Князь Андрей, не вступая в разговор, наблюдал все движения Сперанского, этого человека, недавно ничтожного семинариста и теперь в руках своих, – этих белых, пухлых руках, имевшего судьбу России, как думал Болконский. Князя Андрея поразило необычайное, презрительное спокойствие, с которым Сперанский отвечал старику. Он, казалось, с неизмеримой высоты обращал к нему свое снисходительное слово. Когда старик стал говорить слишком громко, Сперанский улыбнулся и сказал, что он не может судить о выгоде или невыгоде того, что угодно было государю.

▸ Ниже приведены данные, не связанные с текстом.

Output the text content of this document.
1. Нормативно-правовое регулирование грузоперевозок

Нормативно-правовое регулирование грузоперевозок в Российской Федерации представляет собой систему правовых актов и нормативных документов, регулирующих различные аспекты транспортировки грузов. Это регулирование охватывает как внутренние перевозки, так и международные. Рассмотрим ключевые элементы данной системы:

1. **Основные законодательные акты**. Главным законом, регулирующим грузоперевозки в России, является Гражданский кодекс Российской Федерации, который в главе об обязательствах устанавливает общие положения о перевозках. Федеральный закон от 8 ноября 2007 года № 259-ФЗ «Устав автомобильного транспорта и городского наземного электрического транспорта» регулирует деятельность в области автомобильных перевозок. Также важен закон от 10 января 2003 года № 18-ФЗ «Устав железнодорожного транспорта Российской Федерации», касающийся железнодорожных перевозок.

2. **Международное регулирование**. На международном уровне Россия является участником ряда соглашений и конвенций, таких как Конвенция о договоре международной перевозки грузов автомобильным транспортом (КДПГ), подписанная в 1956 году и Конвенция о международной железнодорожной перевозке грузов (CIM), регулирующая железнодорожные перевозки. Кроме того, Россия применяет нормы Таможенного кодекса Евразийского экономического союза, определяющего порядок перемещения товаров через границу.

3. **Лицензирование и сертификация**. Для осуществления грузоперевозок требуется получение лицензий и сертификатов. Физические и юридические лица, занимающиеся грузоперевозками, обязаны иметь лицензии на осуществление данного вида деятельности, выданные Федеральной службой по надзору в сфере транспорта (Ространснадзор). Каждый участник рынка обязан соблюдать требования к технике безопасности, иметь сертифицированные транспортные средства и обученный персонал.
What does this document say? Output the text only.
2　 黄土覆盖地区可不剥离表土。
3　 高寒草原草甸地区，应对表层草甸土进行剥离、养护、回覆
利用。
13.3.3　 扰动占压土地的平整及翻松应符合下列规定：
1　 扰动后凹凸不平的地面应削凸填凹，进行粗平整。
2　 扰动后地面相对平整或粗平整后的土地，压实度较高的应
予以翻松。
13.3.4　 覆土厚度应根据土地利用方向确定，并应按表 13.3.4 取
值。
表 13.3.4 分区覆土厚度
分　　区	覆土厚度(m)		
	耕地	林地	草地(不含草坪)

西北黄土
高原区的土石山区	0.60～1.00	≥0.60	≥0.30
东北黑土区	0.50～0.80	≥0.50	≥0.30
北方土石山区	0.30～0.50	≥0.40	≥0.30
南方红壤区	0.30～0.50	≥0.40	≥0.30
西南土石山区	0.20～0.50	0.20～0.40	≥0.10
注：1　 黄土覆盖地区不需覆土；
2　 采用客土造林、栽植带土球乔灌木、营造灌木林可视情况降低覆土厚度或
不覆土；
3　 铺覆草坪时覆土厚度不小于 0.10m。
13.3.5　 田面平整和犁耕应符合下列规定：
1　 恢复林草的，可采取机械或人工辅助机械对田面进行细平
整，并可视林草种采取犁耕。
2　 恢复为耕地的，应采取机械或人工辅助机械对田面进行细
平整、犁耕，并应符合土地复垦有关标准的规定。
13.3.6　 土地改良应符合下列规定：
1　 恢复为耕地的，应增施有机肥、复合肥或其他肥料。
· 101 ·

Поговорив несколько времени в общем кругу, Сперанский встал и, подойдя к князю Андрею, отозвал его с собой на другой конец комнаты. Видно было, что он считал нужным заняться Болконским.
– Я не успел поговорить с вами, князь, среди того одушевленного разговора, в который был вовлечен этим почтенным старцем, – сказал он, кротко презрительно улыбаясь и этой улыбкой как бы признавая, что он вместе с князем Андреем понимает ничтожность тех людей, с которыми он только что говорил. Это обращение польстило князю Андрею. – Я вас знаю давно: во первых, по делу вашему о ваших крестьянах, это наш первый пример, которому так желательно бы было больше последователей; а во вторых, потому что вы один из тех камергеров, которые не сочли себя обиженными новым указом о придворных чинах, вызывающим такие толки и пересуды.
– Да, – сказал князь Андрей, – отец не хотел, чтобы я пользовался этим правом; я начал службу с нижних чинов.
– Ваш батюшка, человек старого века, очевидно стоит выше наших современников, которые так осуждают эту меру, восстановляющую только естественную справедливость.
– Я думаю однако, что есть основание и в этих осуждениях… – сказал князь Андрей, стараясь бороться с влиянием Сперанского, которое он начинал чувствовать. Ему неприятно было во всем соглашаться с ним: он хотел противоречить. Князь Андрей, обыкновенно говоривший легко и хорошо, чувствовал теперь затруднение выражаться, говоря с Сперанским. Его слишком занимали наблюдения над личностью знаменитого человека.
– Основание для личного честолюбия может быть, – тихо вставил свое слово Сперанский.
– Отчасти и для государства, – сказал князь Андрей.
– Как вы разумеете?… – сказал Сперанский, тихо опустив глаза.
– Я почитатель Montesquieu, – сказал князь Андрей. – И его мысль о том, что le рrincipe des monarchies est l'honneur, me parait incontestable. Certains droits еt privileges de la noblesse me paraissent etre des moyens de soutenir ce sentiment. [основа монархий есть честь, мне кажется несомненной. Некоторые права и привилегии дворянства мне кажутся средствами для поддержания этого чувства.]
Улыбка исчезла на белом лице Сперанского и физиономия его много выиграла от этого. Вероятно мысль князя Андрея показалась ему занимательною.
– Si vous envisagez la question sous ce point de vue, [Если вы так смотрите на предмет,] – начал он, с очевидным затруднением выговаривая по французски и говоря еще медленнее, чем по русски, но совершенно спокойно. Он сказал, что честь, l'honneur, не может поддерживаться преимуществами вредными для хода службы, что честь, l'honneur, есть или: отрицательное понятие неделанья предосудительных поступков, или известный источник соревнования для получения одобрения и наград, выражающих его.
Доводы его были сжаты, просты и ясны.
Институт, поддерживающий эту честь, источник соревнования, есть институт, подобный Legion d'honneur [Ордену почетного легиона] великого императора Наполеона, не вредящий, а содействующий успеху службы, а не сословное или придворное преимущество.
– Я не спорю, но нельзя отрицать, что придворное преимущество достигло той же цели, – сказал князь Андрей: – всякий придворный считает себя обязанным достойно нести свое положение.
– Но вы им не хотели воспользоваться, князь, – сказал Сперанский, улыбкой показывая, что он, неловкий для своего собеседника спор, желает прекратить любезностью. – Ежели вы мне сделаете честь пожаловать ко мне в среду, – прибавил он, – то я, переговорив с Магницким, сообщу вам то, что может вас интересовать, и кроме того буду иметь удовольствие подробнее побеседовать с вами. – Он, закрыв глаза, поклонился, и a la francaise, [на французский манер,] не прощаясь, стараясь быть незамеченным, вышел из залы.